How might things in Iraq have been different had Vieira de Mello lived? "I don't think Iraq would look an iota different," she says. "Not because he wasn't special, but because the catastrophe there was overdetermined. There were so many things done badly from the start that there was no panacea to Iraq by that time. He would have extracted from the situation whatever there was to be extracted, would have talked maybe to Iran, to Syria, but ultimately, the stakeholders had their own agenda. And it's going to take real resources to peel them away one by one."
Power has just finished work on her Vieira de Mello book - it bears the subtitle A Man For Dark Times,so the work she did for her Arendt biography does not seem to have been completely discarded - and she has plenty to consume her while she waits for its publication in February of next year.
For one, there's the run-up to another date next year; the presidential elections in November. Let's hear it straight-up: does Barack Obama have a chance of becoming president? "Here's the good news," Power says, in her best radio pundit's voice. "Barack Obama is going to be president of the United States. Whether it happens in 2008, as I hope it will, or 2012, or 2016 . . . I mean, this is a guy who's got every tool.
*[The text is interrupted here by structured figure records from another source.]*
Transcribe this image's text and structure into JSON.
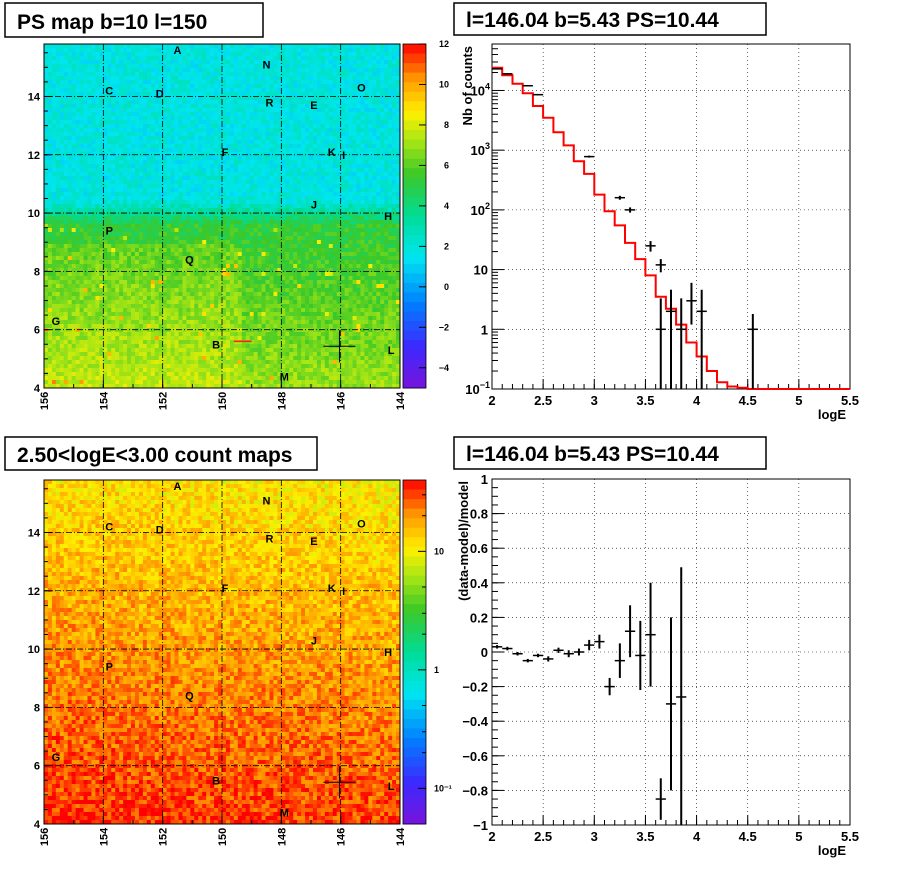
{
  "chart_data": [
    {
      "type": "heatmap",
      "title": "PS map b=10 l=150",
      "xlim": [
        156,
        144
      ],
      "ylim": [
        4,
        15.8
      ],
      "x_ticks": [
        "156",
        "154",
        "152",
        "150",
        "148",
        "146",
        "144"
      ],
      "y_ticks": [
        "4",
        "6",
        "8",
        "10",
        "12",
        "14"
      ],
      "colorbar": {
        "scale": "linear",
        "range": [
          -5,
          12
        ],
        "ticks": [
          "12",
          "10",
          "8",
          "6",
          "4",
          "2",
          "0",
          "−2",
          "−4"
        ]
      },
      "grid": "dash-dot",
      "source_labels": [
        {
          "name": "A",
          "l": 151.5,
          "b": 15.6
        },
        {
          "name": "N",
          "l": 148.5,
          "b": 15.1
        },
        {
          "name": "O",
          "l": 145.3,
          "b": 14.3
        },
        {
          "name": "C",
          "l": 153.8,
          "b": 14.2
        },
        {
          "name": "D",
          "l": 152.1,
          "b": 14.1
        },
        {
          "name": "R",
          "l": 148.4,
          "b": 13.8
        },
        {
          "name": "E",
          "l": 146.9,
          "b": 13.7
        },
        {
          "name": "F",
          "l": 149.9,
          "b": 12.1
        },
        {
          "name": "K",
          "l": 146.3,
          "b": 12.1
        },
        {
          "name": "I",
          "l": 145.9,
          "b": 12.0
        },
        {
          "name": "J",
          "l": 146.9,
          "b": 10.3
        },
        {
          "name": "H",
          "l": 144.4,
          "b": 9.9
        },
        {
          "name": "P",
          "l": 153.8,
          "b": 9.4
        },
        {
          "name": "Q",
          "l": 151.1,
          "b": 8.4
        },
        {
          "name": "G",
          "l": 155.6,
          "b": 6.3
        },
        {
          "name": "B",
          "l": 150.2,
          "b": 5.5
        },
        {
          "name": "L",
          "l": 144.3,
          "b": 5.3
        },
        {
          "name": "M",
          "l": 147.9,
          "b": 4.4
        }
      ],
      "marker": {
        "l": 146.04,
        "b": 5.43
      }
    },
    {
      "type": "line",
      "title": "l=146.04 b=5.43 PS=10.44",
      "xlabel": "logE",
      "ylabel": "Nb of counts",
      "xlim": [
        2,
        5.5
      ],
      "ylim": [
        0.1,
        60000
      ],
      "yscale": "log",
      "x_ticks": [
        "2",
        "2.5",
        "3",
        "3.5",
        "4",
        "4.5",
        "5",
        "5.5"
      ],
      "grid": true,
      "series": [
        {
          "type": "step",
          "color": "#ff0000",
          "x": [
            2.0,
            2.1,
            2.2,
            2.3,
            2.4,
            2.5,
            2.6,
            2.7,
            2.8,
            2.9,
            3.0,
            3.1,
            3.2,
            3.3,
            3.4,
            3.5,
            3.6,
            3.7,
            3.8,
            3.9,
            4.0,
            4.1,
            4.2,
            4.3,
            4.4,
            4.5,
            5.5
          ],
          "values": [
            24000,
            18000,
            13000,
            9000,
            5500,
            3500,
            2000,
            1200,
            650,
            400,
            180,
            95,
            55,
            28,
            15,
            8,
            3.5,
            2.2,
            1.2,
            0.6,
            0.35,
            0.2,
            0.13,
            0.11,
            0.105,
            0.1,
            0.1
          ]
        },
        {
          "type": "errorbar",
          "color": "#000000",
          "points": [
            {
              "x": 2.05,
              "y": 23000,
              "lo": 22600,
              "hi": 23400
            },
            {
              "x": 2.15,
              "y": 19000,
              "lo": 18700,
              "hi": 19300
            },
            {
              "x": 2.35,
              "y": 12000,
              "lo": 11800,
              "hi": 12200
            },
            {
              "x": 2.45,
              "y": 8500,
              "lo": 8300,
              "hi": 8700
            },
            {
              "x": 2.95,
              "y": 780,
              "lo": 750,
              "hi": 810
            },
            {
              "x": 3.25,
              "y": 160,
              "lo": 148,
              "hi": 172
            },
            {
              "x": 3.35,
              "y": 100,
              "lo": 90,
              "hi": 110
            },
            {
              "x": 3.55,
              "y": 25,
              "lo": 20,
              "hi": 30
            },
            {
              "x": 3.65,
              "y": 12,
              "lo": 9,
              "hi": 15
            },
            {
              "x": 3.65,
              "y": 1,
              "lo": 0.1,
              "hi": 3.3
            },
            {
              "x": 3.75,
              "y": 2,
              "lo": 0.1,
              "hi": 4.6
            },
            {
              "x": 3.85,
              "y": 1,
              "lo": 0.1,
              "hi": 3.3
            },
            {
              "x": 3.95,
              "y": 3,
              "lo": 1.2,
              "hi": 6
            },
            {
              "x": 4.05,
              "y": 2,
              "lo": 0.1,
              "hi": 4.6
            },
            {
              "x": 4.55,
              "y": 1,
              "lo": 0.1,
              "hi": 1.8
            }
          ]
        }
      ]
    },
    {
      "type": "heatmap",
      "title": "2.50<logE<3.00 count maps",
      "xlim": [
        156,
        144
      ],
      "ylim": [
        4,
        15.8
      ],
      "x_ticks": [
        "156",
        "154",
        "152",
        "150",
        "148",
        "146",
        "144"
      ],
      "y_ticks": [
        "4",
        "6",
        "8",
        "10",
        "12",
        "14"
      ],
      "colorbar": {
        "scale": "log",
        "range": [
          0.05,
          40
        ],
        "ticks": [
          "10",
          "1",
          "10⁻¹"
        ]
      },
      "grid": "dash-dot"
    },
    {
      "type": "scatter",
      "title": "l=146.04 b=5.43 PS=10.44",
      "xlabel": "logE",
      "ylabel": "(data-model)/model",
      "xlim": [
        2,
        5.5
      ],
      "ylim": [
        -1,
        1
      ],
      "x_ticks": [
        "2",
        "2.5",
        "3",
        "3.5",
        "4",
        "4.5",
        "5",
        "5.5"
      ],
      "y_ticks": [
        "1",
        "0.8",
        "0.6",
        "0.4",
        "0.2",
        "0",
        "−0.2",
        "−0.4",
        "−0.6",
        "−0.8",
        "−1"
      ],
      "grid": true,
      "points": [
        {
          "x": 2.05,
          "y": 0.03,
          "err": 0.01
        },
        {
          "x": 2.15,
          "y": 0.02,
          "err": 0.01
        },
        {
          "x": 2.25,
          "y": -0.01,
          "err": 0.01
        },
        {
          "x": 2.35,
          "y": -0.05,
          "err": 0.01
        },
        {
          "x": 2.45,
          "y": -0.02,
          "err": 0.01
        },
        {
          "x": 2.55,
          "y": -0.04,
          "err": 0.015
        },
        {
          "x": 2.65,
          "y": 0.01,
          "err": 0.015
        },
        {
          "x": 2.75,
          "y": -0.01,
          "err": 0.02
        },
        {
          "x": 2.85,
          "y": 0.0,
          "err": 0.02
        },
        {
          "x": 2.95,
          "y": 0.04,
          "err": 0.03
        },
        {
          "x": 3.05,
          "y": 0.06,
          "err": 0.04
        },
        {
          "x": 3.15,
          "y": -0.2,
          "err": 0.05
        },
        {
          "x": 3.25,
          "y": -0.05,
          "err": 0.1
        },
        {
          "x": 3.35,
          "y": 0.12,
          "err": 0.15
        },
        {
          "x": 3.45,
          "y": -0.02,
          "err": 0.2
        },
        {
          "x": 3.55,
          "y": 0.1,
          "err": 0.3
        },
        {
          "x": 3.65,
          "y": -0.85,
          "err": 0.12
        },
        {
          "x": 3.75,
          "y": -0.3,
          "err": 0.5
        },
        {
          "x": 3.85,
          "y": -0.26,
          "err": 0.75
        }
      ]
    }
  ]
}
He's eloquent, he's brilliant, he's handsome, he's empathetic, he's got all the goods. All he doesn't have is 10 years in Washington." That's all? "There are no skeletons with this guy," Power says. "He's clean. And if he loses the election, it won't be because he's black or because his middle name is Hussein."
Neither, Power's determined, will it be because his thinking on foreign policy is anything less than razor-sharp; it needs to be, she says. "Unfortunately, I don't think we have time to spare. I think it has to be now, not least because of the signal it would send abroad - that we have made a radical break with the past."